Il Metodo dei Ricordi

 

Kayla_Harrison_Gold_Medal_Judo_Olympics

 

La campionessa di judo Kayla Harrison usò questa pratica quando si allenava per le Olimpiadi del 2012.

Invece di “voler vincere”, si ricordava della vittoria. Ogni mattina e ogni sera si ricordava del futuro, di quella giornata a Londra in cui si era svegliata, era andata alla pesatura prima dell’incontro, aveva fatto colazione, si era riscaldata, aveva aspettato nell’area di attesa, poi aveva vinto ciascun incontro di judo e alla fine era salita sul gradino più alto del podio e aveva ricevuto la medaglia d’oro.

Kayla racconta che, quando quella mattina era arrivata per davvero, lei era stata sorprendentemente calma.

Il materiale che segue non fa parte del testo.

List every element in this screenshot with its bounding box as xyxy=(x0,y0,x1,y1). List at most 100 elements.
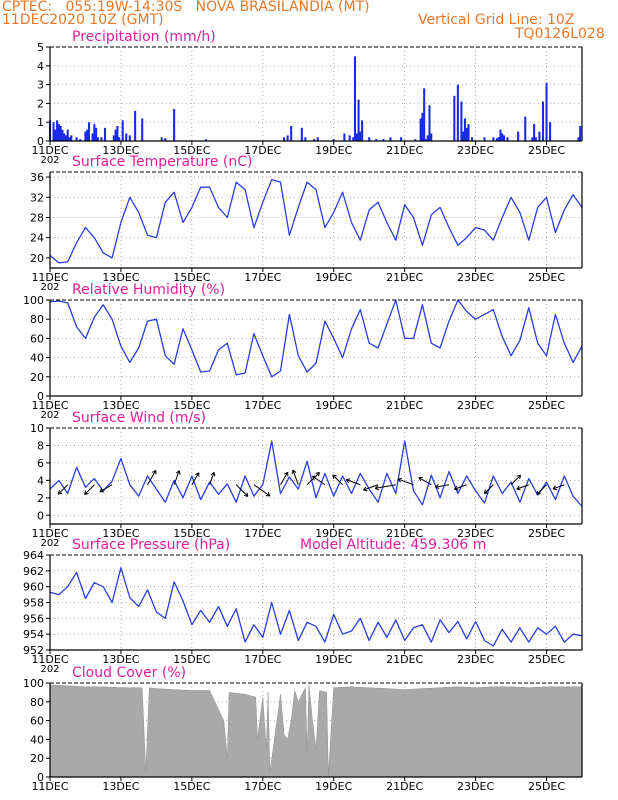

Mentre tutte le altre atlete intorno a lei sembravano vibrare cariche di tensione, lei non si sentiva per niente nervosa.

Era riuscita a convincere il cervello che quel ricordo si era già verificato, che aveva già vinto la medaglia olimpica e che ora non doveva fare altro che compiere i passi per rivendicare ciò che le spettava di diritto.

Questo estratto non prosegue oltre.